Niklas Luhmann’s Jokerzettel 9/8j
Many have asked about the meaning of Niklas Luhmann’s so-called jokerzettel over the past several years.
9/8j Im Zettelkasten ist ein Zettel, der das
Argument enthält, das die Behauptungen
auf allen anderen Zetteln widerlegt.Aber dieser Zettel verschwindet, sobald man
den Zettelkasten aufzieht.
D.h. er nimmt eine andere Nummer an,
verstellt sich und ist dann nicht zu finden.Ein Joker.
—Niklas Luhmann, ZK II: Zettel 9/8j
Translation:
9/8j In the slip box is a slip containing the argument that refutes the claims on all the other slips. But this slip disappears as soon as you open the slip box. That is, he assumes a different number, disguises himself and then cannot be found. A joker.
An Apocalyptic Interpretation
Here’s my slightly extended interpretation, based on my own practice with several thousands of cards, about what Luhmann meant:
Imagine you’ve spent your life making and collecting notes and ideas and placing them lovingly on index cards. You’ve made tens of thousands and they’re a major part of your daily workflow and support your life’s work. They define you and how you think. You agree with Friedrich Nietzsche’s concession to Heinrich Köselitz that “You are right — our writing tools take part in the forming of our thoughts.” Your time is alive with McLuhan’s idea that “The medium is the message.” or his friend John Culkin‘s aphorism, “We shape our tools and thereafter they shape us.”

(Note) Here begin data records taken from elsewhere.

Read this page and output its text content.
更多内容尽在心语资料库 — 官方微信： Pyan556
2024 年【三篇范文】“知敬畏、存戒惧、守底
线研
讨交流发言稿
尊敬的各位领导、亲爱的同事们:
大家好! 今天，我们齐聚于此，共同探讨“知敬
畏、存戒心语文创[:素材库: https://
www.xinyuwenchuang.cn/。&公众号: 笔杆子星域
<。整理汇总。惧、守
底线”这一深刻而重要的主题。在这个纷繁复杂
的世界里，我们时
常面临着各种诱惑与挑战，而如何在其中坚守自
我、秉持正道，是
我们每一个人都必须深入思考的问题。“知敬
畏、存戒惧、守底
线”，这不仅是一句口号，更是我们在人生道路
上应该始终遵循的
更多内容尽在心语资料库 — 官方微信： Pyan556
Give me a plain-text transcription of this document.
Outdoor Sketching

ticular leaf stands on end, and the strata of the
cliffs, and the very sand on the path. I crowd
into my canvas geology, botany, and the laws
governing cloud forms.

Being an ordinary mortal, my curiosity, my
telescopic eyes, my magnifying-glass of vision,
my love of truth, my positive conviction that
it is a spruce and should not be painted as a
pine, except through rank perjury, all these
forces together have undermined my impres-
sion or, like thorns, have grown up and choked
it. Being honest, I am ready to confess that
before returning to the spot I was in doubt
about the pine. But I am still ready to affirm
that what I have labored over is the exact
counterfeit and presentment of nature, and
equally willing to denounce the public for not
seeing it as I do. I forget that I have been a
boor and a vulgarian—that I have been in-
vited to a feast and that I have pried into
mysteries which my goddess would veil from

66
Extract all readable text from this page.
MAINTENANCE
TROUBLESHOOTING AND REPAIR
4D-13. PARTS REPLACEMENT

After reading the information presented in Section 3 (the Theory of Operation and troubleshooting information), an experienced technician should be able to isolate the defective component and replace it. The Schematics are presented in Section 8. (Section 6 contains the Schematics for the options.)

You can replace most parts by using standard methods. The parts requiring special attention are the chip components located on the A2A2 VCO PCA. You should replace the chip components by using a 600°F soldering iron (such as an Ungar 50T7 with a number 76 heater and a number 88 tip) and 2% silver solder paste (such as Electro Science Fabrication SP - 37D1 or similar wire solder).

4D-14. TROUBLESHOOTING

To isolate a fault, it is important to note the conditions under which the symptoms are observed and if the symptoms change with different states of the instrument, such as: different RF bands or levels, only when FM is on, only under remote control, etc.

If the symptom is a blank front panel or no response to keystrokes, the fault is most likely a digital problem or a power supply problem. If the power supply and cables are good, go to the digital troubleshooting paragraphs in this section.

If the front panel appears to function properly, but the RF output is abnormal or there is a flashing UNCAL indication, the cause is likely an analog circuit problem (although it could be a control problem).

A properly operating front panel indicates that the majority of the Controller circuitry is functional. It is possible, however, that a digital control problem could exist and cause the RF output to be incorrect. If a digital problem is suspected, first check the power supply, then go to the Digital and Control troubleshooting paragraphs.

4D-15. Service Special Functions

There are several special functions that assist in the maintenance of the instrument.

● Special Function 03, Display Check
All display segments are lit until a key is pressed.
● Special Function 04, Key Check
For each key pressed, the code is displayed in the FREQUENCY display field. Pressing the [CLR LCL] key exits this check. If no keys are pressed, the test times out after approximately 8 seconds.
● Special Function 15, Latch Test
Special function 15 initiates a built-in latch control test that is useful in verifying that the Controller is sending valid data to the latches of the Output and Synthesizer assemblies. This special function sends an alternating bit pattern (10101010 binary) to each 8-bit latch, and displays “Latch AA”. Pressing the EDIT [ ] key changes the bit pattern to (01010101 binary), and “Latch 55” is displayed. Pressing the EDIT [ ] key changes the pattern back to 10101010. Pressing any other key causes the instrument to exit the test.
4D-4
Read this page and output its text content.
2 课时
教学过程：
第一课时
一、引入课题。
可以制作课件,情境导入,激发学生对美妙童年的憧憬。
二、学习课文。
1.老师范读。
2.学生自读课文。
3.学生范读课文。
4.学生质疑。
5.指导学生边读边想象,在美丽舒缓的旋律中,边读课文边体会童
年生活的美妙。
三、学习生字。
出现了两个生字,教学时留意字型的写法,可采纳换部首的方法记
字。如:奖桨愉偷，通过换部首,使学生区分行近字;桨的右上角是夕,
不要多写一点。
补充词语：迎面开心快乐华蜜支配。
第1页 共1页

Eventually you’re going to worry about accidentally throwing your cards away, people stealing or copying them, fires (oh! the fires), floods, or other natural disasters. You don’t have the ability to do digital back ups yet. You may ask yourself, can I truly trust my spouse not to destroy them? What about accidents like dropping them all over the floor and needing to reorganize them or worse, what if the ghost in the machine should rear its head?
You’ll fear the worst, but the worst only grows logarithmically in proportion to your collection.
Eventually you pass on opportunities elsewhere because you’re worried about moving your ever-growing collection. What if the war should obliterate your work? Maybe you should take them into the war with you, because you can’t bear to be apart?
If you grow up at a time when Schrödinger’s cat is in the zeitgeist, you’re definitely going to have nightmares that what’s written on your cards could horrifyingly change every time you look at them. Worse, knowing about the Heisenberg Uncertainly Principle, you’re deathly afraid that there might be cards, like electrons, which are always changing position in ways you’ll never be able to know or predict.
As a systems theorist, you view your own note taking system as a input/output machine. Then you see Claude Shannon’s “useless machine” (based on an idea of Marvin Minsky) whose only function is to switch itself off. You become horrified with the idea that the knowledge machine you’ve painstakingly built and have documented the ways it acts as an independent thought partner may somehow become self-aware and shut itself off!?!
And worst of all, on top of all this, all your hard work, effort, and untold hours of sweat creating thousands of cards will be wiped away by a potential unknowable single bit of information on a lone, malicious card; your only recourse is suicide, the unfortunate victim of dataism.
Of course, if you somehow manage to overcome the hurdle of suicidal thoughts, and your collection keeps growing without bound, then you’re sure to die in a torrential whirlwind avalanche of information and cards, literally done in by information overload.
But, not wishing to admit any of this, much less all of this, you imagine a simple trickster, a joker, something silly. You write it down on yet another card and you file it away into the box, linked only to the card in front of it, the end of a short line of cards with nothing following it, because what could follow it? Put it out of your mind and hope your fears disappear away with it, lost in your box like the jokerzettel you imagined. You do this with a self-assured confidence that this way of making sense of the world works well for you, and you settle back into the methodical work of reading and writing, intent on making your next thousands of cards.
Thanks for this post. Made me a good start in the new week.